The present invention relates generally to the pneumatic supply systems of a nuclear powerplant; and more particularly to a system for providing an emergency pneumatic supply to air operated devices used in the nuclear plant.
FIG. 1 is a schematic, illustrating an environment within which an embodiment of the present invention operates. Specifically, FIG. 1 illustrates a non-limiting example of a known pneumatic supply system used to operate an air-operated valve 75 located inside a containment building 130 (hereinafter “inside containment”) of the nuclear power plant 10. As illustrated in FIG. 1, pneumatic fluid for operation of an air-operated valve 75 may be provided from either a pressurized tank 15, which stores for example, but not limiting of, nitrogen; or from an air compressor 20. A pressure regulator 25 typically controls the operating pressure of the pneumatic fluid. A valve 30 adjacent the containment wall 133 may be manually closed to prevent a loss of pneumatic pressure in the system when either: the pressurized tank 15, or the air compressor 20 is not available.
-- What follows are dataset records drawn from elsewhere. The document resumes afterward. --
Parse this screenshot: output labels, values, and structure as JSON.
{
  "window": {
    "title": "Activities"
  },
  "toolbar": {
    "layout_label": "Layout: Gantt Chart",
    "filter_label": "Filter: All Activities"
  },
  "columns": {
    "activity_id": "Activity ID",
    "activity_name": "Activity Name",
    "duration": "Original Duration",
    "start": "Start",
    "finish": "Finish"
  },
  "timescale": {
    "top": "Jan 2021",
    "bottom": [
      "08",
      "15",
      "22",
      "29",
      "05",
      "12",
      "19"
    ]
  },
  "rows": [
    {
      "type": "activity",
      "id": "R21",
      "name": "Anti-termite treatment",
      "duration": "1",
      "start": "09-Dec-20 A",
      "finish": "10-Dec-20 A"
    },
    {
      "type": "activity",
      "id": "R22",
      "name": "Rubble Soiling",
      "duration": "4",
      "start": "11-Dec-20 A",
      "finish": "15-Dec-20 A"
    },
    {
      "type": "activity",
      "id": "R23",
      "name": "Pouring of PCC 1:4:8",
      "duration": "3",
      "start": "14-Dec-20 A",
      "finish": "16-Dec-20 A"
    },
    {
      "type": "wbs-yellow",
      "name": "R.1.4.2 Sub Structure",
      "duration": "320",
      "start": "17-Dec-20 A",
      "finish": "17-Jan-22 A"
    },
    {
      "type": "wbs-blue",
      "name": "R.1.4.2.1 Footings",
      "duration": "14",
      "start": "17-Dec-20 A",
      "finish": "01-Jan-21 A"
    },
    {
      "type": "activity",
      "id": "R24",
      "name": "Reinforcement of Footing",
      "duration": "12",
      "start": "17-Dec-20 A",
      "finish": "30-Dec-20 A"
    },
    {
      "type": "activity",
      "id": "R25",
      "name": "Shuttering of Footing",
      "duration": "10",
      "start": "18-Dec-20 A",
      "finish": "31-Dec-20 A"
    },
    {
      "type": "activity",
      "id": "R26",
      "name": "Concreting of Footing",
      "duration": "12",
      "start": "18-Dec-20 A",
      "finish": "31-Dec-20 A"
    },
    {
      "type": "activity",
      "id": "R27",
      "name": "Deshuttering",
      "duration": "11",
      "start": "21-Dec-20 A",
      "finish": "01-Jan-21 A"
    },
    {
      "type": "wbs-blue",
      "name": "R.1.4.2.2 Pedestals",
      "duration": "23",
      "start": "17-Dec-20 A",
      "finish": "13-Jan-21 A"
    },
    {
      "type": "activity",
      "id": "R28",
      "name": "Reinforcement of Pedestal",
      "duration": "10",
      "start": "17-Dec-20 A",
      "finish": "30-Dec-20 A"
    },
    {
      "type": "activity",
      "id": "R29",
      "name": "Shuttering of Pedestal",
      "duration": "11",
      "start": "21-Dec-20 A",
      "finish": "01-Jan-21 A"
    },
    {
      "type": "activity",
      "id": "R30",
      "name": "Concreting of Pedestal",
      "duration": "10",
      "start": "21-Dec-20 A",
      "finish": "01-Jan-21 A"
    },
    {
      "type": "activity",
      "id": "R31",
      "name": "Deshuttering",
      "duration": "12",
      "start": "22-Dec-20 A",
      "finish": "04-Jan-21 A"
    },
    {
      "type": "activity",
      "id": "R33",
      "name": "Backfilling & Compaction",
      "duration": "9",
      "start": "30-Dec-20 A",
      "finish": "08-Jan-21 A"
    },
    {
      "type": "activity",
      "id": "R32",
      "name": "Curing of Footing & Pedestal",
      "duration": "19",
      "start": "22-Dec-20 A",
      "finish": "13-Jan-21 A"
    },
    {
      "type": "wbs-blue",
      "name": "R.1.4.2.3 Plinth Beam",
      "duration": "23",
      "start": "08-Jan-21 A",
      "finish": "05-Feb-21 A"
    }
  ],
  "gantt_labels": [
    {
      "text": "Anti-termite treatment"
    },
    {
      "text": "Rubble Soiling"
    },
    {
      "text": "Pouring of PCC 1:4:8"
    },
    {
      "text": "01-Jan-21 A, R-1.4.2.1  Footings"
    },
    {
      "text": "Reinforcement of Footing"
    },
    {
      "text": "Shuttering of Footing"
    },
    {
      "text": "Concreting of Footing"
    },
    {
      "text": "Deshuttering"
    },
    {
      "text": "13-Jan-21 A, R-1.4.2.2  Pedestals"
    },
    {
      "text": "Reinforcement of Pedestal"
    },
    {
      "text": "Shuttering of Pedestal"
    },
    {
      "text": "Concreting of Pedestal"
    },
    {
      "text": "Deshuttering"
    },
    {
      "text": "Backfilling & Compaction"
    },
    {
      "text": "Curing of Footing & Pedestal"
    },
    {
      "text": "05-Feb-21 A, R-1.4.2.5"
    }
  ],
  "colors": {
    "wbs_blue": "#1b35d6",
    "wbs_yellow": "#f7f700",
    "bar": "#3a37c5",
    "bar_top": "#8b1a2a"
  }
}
A pneumatic system pipeline passes through a penetration in a containment wall 133. A check valve 35 generally serves to reduce the chance of potentially radioactive gases from inside containment 130 from escaping through the containment wall 133. The downstream pneumatic pipeline 45 may be a relatively long length of pipe that may be accidentally damaged inside containment 130. A restricting flow orifice 40 serves to limit the flow of the pneumatic fluid inside containment 130, if the pipeline 45 ruptures downstream of the orifice 40. Check valve 50 is provided just upstream of accumulator 55, and serves to prevent a loss of pressure from the accumulator 55 if the long pipeline 45 ruptures.
The accumulator 55 is generally sized to ensure that sufficient pneumatic fluid is supplied for operating the valve 75. The accumulator 55 is considerably larger than is required for operation of the valve 75, allowing for loss from pneumatic fluid leakage through the check valve 50, the relief valve 60, or the solenoid valve 65, if the pneumatic system malfunctions. A relief valve 60 generally serves to protect the system from an over-pressurization if the pressure regulator 25 does not adequately control the pressure; or from over-pressurization due to higher than normal temperatures near the accumulator 55.
Operationally, when the solenoid valve 65 is opened, pneumatic fluid is routed to the air-operator 70 to move the valve 75. The air-operator 70 may be of any type including, but not limiting to, a diaphragm, a bellows, a piston, or the like. The valve 75 may be of any type, including, but not limiting to, a gate valve, a globe valve, a ball valve, an air damper, or the like. The valve 75 may be designed to open or close after an accident within the nuclear powerplant 10.
There are a few possible problems with the currently known pneumatic supply systems. The current systems require substantial piping and isolation devices. Installation, maintenance, and operation of these systems generally require accumulators, containment penetrations, and excessive valving configurations to guard against leaks between the areas inside containment 130 and outside containment 135. These systems also require longer installation and maintenance time; which can possibly expose operators to longer periods of radioactivity.
Based on the above discussion, an operator of a nuclear powerplant 10 may desire a system that provides an emergency pneumatic source to a component, such as, but not limiting of, a valve 75, within an area inside containment 130. The system should be locatable inside containment 130 and remotely operable. The system should require fewer components than currently known systems.